Mari percepat waktu ke dua sampai lima hari kemudian. Gang 5 di dekat lapangan ini adalah jalan yang paling saya hindari. Kenapa? Karena bau bangkai dan darah sangat menyengat disana. Sekali lewat masih bisa tahan. Dua kali agak menahan muntah. Tiga kali tidak kuat. Akhirnya saya beralih jalur ke gang 4 kalau mau salat wajib di Masid Ar-Rohim di ujung Gang 5. Herannya, ada beberapa orang/anak warga sekitar yang masih duduk-duduk di kanopi lapangan futsal. Kok tahan ya…
Ya itulah, efek buruk yang saya maksud. Tidak ada yg istimewa bukan. Hey, itu bahkan bukan efek buruk Idul Qurban itu sendiri. Cuma keteledoran warga yang tidak terlalu rapi membereskan TKP setelah hajat dilaksanakan hingga mengganggu pejalan kaki. Plus hujan yang tak kunjung datang untuk membereskan segala jejak darah yang masih menempel di permukaan tanah.

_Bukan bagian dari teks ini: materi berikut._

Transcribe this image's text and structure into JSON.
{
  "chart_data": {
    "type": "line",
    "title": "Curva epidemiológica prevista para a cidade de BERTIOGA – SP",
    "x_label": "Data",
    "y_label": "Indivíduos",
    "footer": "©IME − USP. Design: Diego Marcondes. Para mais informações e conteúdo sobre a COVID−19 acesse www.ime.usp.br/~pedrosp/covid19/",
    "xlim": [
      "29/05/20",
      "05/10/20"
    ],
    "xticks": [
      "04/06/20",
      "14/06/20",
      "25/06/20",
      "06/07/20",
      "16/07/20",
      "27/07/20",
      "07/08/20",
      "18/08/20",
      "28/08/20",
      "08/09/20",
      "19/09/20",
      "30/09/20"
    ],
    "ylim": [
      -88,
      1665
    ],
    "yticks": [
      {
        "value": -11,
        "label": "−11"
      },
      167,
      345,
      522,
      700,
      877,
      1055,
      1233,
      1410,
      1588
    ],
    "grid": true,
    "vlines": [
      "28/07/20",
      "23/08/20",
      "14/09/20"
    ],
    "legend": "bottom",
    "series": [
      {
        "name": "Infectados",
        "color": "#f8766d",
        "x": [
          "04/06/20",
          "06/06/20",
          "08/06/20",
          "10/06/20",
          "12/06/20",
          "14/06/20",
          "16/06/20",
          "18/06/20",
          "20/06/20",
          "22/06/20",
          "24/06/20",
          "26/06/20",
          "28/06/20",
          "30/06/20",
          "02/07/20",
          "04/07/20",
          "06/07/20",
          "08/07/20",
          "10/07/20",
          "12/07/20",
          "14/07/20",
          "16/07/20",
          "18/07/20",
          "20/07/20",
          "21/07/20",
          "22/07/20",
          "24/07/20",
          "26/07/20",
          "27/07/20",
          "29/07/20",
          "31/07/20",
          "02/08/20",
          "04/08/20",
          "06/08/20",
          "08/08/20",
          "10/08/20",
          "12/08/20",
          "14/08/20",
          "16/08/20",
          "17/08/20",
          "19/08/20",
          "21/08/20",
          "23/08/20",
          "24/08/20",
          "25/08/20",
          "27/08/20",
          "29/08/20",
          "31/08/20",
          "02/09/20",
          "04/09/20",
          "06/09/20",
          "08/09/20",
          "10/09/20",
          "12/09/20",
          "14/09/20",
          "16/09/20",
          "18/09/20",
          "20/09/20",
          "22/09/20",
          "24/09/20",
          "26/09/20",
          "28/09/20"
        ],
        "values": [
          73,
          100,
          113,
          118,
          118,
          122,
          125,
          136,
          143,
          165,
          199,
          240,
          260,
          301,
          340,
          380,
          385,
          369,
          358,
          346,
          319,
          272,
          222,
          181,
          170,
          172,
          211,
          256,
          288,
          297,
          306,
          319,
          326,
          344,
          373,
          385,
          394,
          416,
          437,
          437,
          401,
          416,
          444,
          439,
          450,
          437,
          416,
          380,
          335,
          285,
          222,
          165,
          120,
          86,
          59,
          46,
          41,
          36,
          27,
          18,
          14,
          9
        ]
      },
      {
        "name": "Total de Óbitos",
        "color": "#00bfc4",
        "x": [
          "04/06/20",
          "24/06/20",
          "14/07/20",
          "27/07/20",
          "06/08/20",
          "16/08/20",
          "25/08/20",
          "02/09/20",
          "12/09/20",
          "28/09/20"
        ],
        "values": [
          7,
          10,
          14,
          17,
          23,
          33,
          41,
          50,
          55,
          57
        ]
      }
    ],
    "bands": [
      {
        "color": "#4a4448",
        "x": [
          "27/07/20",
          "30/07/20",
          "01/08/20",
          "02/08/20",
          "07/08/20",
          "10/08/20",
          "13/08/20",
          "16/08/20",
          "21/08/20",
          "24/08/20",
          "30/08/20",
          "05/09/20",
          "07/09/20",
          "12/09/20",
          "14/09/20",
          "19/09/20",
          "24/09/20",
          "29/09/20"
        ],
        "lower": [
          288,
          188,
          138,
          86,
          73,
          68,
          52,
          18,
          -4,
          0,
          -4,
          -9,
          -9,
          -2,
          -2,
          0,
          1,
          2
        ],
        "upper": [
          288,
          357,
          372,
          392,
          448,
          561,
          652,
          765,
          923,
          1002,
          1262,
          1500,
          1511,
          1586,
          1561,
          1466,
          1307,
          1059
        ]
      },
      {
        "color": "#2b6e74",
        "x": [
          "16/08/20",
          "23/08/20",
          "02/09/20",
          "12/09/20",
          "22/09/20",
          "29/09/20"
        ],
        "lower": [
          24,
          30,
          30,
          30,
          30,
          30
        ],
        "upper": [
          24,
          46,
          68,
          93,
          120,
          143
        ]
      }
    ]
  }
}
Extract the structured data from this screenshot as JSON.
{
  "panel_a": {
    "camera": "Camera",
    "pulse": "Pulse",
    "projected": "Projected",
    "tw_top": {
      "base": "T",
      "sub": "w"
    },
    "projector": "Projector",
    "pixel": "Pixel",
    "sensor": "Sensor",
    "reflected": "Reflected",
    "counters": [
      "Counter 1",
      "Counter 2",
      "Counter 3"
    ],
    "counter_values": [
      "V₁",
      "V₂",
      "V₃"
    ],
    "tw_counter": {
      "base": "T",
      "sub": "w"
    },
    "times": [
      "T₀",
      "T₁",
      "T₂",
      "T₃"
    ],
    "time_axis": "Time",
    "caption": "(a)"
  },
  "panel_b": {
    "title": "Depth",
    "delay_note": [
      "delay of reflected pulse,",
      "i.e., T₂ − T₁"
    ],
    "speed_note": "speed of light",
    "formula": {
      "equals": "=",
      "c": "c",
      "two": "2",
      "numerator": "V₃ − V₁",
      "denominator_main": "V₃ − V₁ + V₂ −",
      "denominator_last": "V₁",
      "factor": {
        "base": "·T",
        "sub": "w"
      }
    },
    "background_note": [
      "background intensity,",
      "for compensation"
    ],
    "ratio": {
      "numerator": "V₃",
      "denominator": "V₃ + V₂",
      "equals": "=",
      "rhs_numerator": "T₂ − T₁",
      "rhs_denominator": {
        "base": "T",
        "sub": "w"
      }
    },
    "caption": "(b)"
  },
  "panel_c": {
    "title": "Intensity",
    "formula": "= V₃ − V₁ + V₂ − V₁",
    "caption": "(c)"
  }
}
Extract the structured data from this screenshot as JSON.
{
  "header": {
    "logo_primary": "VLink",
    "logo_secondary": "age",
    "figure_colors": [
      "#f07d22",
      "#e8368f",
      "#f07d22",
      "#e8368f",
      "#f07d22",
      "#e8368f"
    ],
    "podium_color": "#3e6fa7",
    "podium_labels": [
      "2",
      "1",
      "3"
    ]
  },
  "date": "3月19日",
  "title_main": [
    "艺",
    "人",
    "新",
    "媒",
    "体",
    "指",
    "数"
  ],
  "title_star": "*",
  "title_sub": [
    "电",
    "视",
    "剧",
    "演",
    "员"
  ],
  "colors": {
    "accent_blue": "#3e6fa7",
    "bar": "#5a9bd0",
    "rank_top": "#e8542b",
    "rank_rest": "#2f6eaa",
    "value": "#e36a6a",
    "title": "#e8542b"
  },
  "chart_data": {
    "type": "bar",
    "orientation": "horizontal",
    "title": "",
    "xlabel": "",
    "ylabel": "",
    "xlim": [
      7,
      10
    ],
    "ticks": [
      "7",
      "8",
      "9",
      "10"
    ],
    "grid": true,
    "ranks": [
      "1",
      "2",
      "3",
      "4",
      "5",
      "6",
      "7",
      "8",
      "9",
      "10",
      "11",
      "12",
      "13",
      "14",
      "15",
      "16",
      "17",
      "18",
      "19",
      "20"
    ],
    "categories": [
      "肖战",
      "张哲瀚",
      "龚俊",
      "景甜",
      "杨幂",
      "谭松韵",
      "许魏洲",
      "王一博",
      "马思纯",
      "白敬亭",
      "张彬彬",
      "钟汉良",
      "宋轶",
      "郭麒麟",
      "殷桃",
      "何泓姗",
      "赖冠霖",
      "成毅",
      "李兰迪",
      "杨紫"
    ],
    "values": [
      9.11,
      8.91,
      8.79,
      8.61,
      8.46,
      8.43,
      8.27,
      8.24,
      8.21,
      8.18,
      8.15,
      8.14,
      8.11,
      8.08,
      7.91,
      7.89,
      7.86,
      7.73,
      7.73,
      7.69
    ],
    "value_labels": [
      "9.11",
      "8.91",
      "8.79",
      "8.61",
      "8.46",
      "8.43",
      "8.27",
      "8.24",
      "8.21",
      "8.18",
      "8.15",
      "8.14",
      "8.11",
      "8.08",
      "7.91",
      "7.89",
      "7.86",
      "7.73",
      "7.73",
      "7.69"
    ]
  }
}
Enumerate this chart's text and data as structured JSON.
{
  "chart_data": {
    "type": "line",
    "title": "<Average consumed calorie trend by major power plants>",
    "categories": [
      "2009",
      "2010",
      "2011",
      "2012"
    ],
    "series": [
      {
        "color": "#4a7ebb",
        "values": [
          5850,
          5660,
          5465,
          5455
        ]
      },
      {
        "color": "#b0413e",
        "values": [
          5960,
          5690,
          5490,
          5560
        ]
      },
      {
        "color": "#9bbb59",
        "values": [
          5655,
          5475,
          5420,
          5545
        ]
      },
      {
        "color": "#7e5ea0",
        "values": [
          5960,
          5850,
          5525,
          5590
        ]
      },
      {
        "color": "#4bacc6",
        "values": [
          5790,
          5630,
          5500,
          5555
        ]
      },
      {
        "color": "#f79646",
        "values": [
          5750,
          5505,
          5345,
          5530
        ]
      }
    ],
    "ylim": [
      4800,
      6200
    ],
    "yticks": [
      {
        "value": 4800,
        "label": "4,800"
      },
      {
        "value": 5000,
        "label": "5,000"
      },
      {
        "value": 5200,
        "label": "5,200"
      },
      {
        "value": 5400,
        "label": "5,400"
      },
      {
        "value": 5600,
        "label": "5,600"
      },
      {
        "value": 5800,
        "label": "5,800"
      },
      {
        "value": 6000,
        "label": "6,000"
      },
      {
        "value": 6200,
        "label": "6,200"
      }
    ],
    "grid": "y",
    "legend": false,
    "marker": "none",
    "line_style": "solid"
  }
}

Sekitar seminggu kemudian, suasana (baca: aroma) lapangan ini kembali ke aroma segar berdebu seperti biasa. Kebetulan juga malam sebelumnya ada sedikit hujan yang bersedia mampir. Dengan ini, tuntas sudah suasana Idul Qurban yang sangat sosial tersebut.
Judulnya provokatif banget, hehehe… kreatif.